One of the most memorable pronouncements at FIMA 2007 in New York last month came from a speaker from a major investment management firm who, when asked from the floor how big a problem it is for the data management industry that there are still no global standards for security and entity identification, replied: “Unnecessary standardisation is the hobgoblin of small minds.” His message was that getting hung up on the lack of available standards to the detriment of getting on and addressing data management problems was a recipe for getting nowhere fast. This focus on knuckling down, tackling the issues faced now and being pragmatic about data management in spite of high level, industry-wide challenges that may or may not ever be solved was an ethos echoed throughout the conference sessions.
A key preoccupation of speakers and audience was how firms can maximise the effectiveness of their relationships with data vendors in seeking to achieve their data quality goals, as the practice of tying vendors into service level agreements (SLAs) becomes more prevalent. The consensus among speakers was that in most cases the vendors are more than willing to come to the table to try to resolve any issues their clients have with their data. Brian Buzzelli, product manager, Global Securities Services at Mellon Financial Corporation, explained that Mellon always attempts to source data from more than one provider. “We’ve found that this improves coverage across our securities and facilitates achieving consensus on data accuracy using data tolerance and matching comparison techniques,” he said. “There is a cost challenge inherent in accessing two or more sources, and while we don’t seek to have a relationship with every market data vendor, we do work very closely with our strategic vendors on data coverage, quality benchmarks and metrics. We and they share a common interest in improving data coverage and quality, and thereby creating greater value in the data.”
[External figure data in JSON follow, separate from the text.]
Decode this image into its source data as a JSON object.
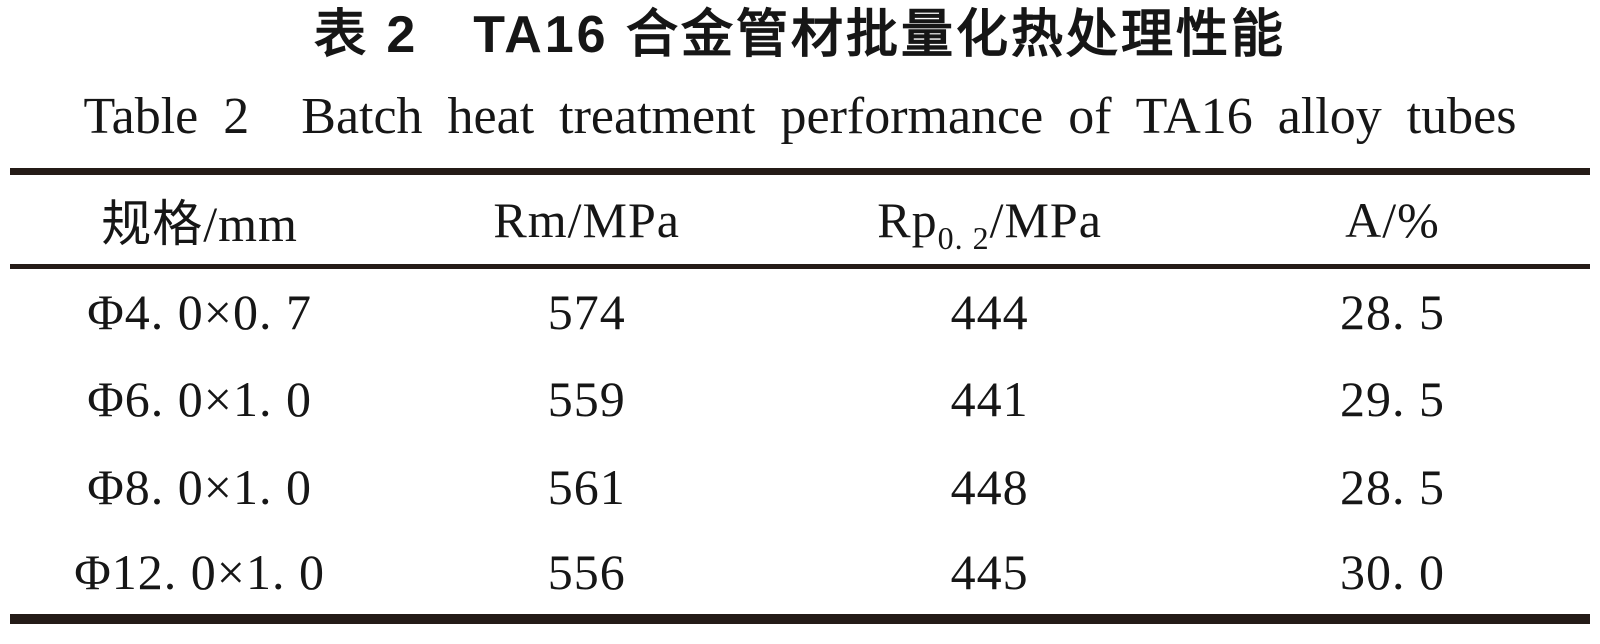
{
  "page": {
    "background": "#ffffff",
    "text_color": "#161616",
    "rule_color": "#241b17"
  },
  "title": {
    "zh": "表 2 TA16 合金管材批量化热处理性能",
    "en": "Table 2 Batch heat treatment performance of TA16 alloy tubes"
  },
  "table": {
    "headers": {
      "spec": "规格/mm",
      "rm": "Rm/MPa",
      "rp_base": "Rp",
      "rp_sub": "0. 2",
      "rp_rest": "/MPa",
      "a": "A/%"
    },
    "rows": [
      {
        "spec": "Φ4. 0×0. 7",
        "rm": "574",
        "rp": "444",
        "a": "28. 5"
      },
      {
        "spec": "Φ6. 0×1. 0",
        "rm": "559",
        "rp": "441",
        "a": "29. 5"
      },
      {
        "spec": "Φ8. 0×1. 0",
        "rm": "561",
        "rp": "448",
        "a": "28. 5"
      },
      {
        "spec": "Φ12. 0×1. 0",
        "rm": "556",
        "rp": "445",
        "a": "30. 0"
      }
    ]
  }
}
It was agreed however that while data vendors are willing to enter into SLAs that cover issues such as time-liness of delivery, they are not yet prepared to commit to SLAs on data quality itself. “The industry struggles with metrics keyed to data content from both vendor and consumer perspectives,” said Buzzelli. “While most vendors are willing to work with us, we and the industry cannot yet apply quantitative metrics to vendor data content SLAs. Our lack of consensus about what the metrics should be extends to how they should be captured and measured.”
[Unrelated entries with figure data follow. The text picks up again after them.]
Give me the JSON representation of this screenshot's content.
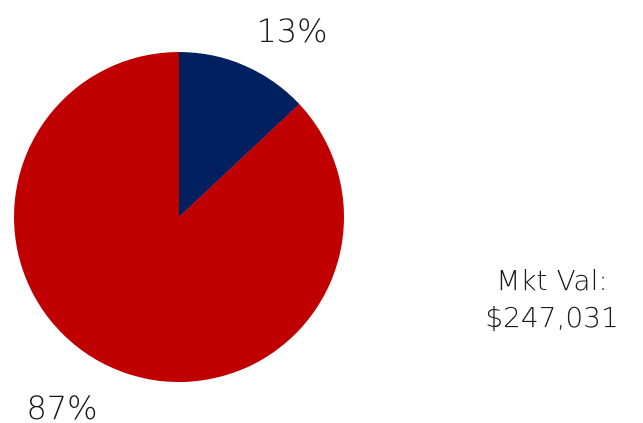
{
  "chart_data": {
    "type": "pie",
    "slices": [
      {
        "label": "13%",
        "value": 13,
        "color": "#002060"
      },
      {
        "label": "87%",
        "value": 87,
        "color": "#C00000"
      }
    ]
  },
  "market_value": {
    "label": "Mkt Val:",
    "value": "$247,031"
  }
}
The scope for applying innovative technology solutions to the data quality and data management challenge was another theme explored by FIMA speakers. For John Fleming, formerly of Morgan Stanley, business process management (BPM) frame-works have a key role to play. There are three types, he explained: task software-based solutions which execute the steps of a process and represent a fairly primitive approach to BPM; federated solutions, which are a combination of software and human intervention, with the software kicking out the “hard stuff” to be hand-led by human operators, and which “will never enable you to get to the level of data quality that you want”; and the far more advanced services-based BPM solutions. “This approach exploits SOA and involves encoding the underlying business processes as computer language-based services,” Fleming said. “In the future there will be BPM solutions that can focus on intuition and judgement, using aspects of artificial intelligence – software that can carry out deductive reasoning. BPM will become the foundation for enterprise content management.”
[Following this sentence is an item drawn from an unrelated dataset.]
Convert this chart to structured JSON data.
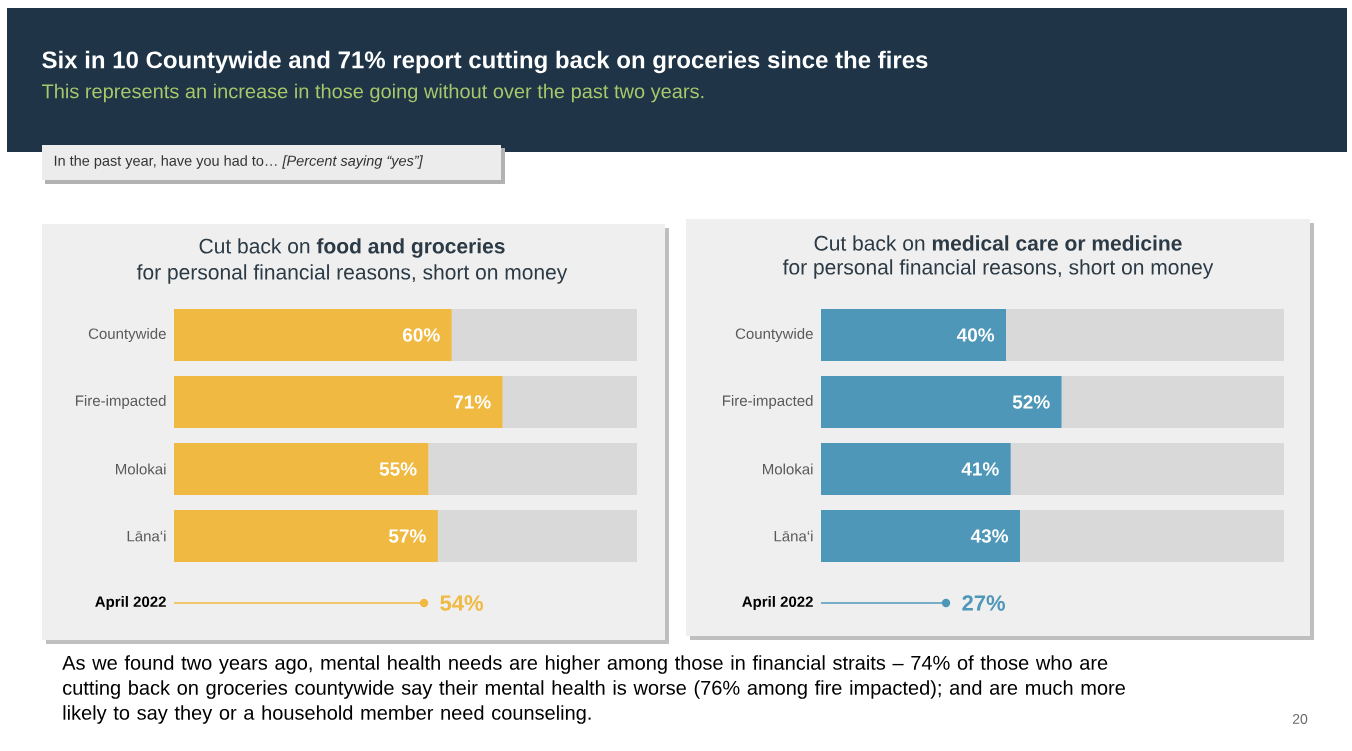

With the data management indus-try’s continued focus on the challenge of building a business case for data management projects, the presentation on automating data relationship discovery from Todd Goldman, vice president, marketing at data integration technology provider Exeros, promised some timely insight. “Data relationship discovery is a very manual and error prone process, and that kills ROI,” he said. “The obvious answer is to make discovery faster, but that is easier said than done.” Reference data masters, ETL, EAI and cleansing tools are not discovery tools, and assume you already know the rules that relate the data in your legacy systems to your golden master, he suggested, while metadata matching and profiling tools do not find transformations, which means there is still a need for manual data analysis. There is hope, however. “Automated data-driven discovery… involves automating the discovery of relationships between systems,” he explained. “It speeds up reference data management deployment by five times, and is repeatable, because the analysis is done by machine.”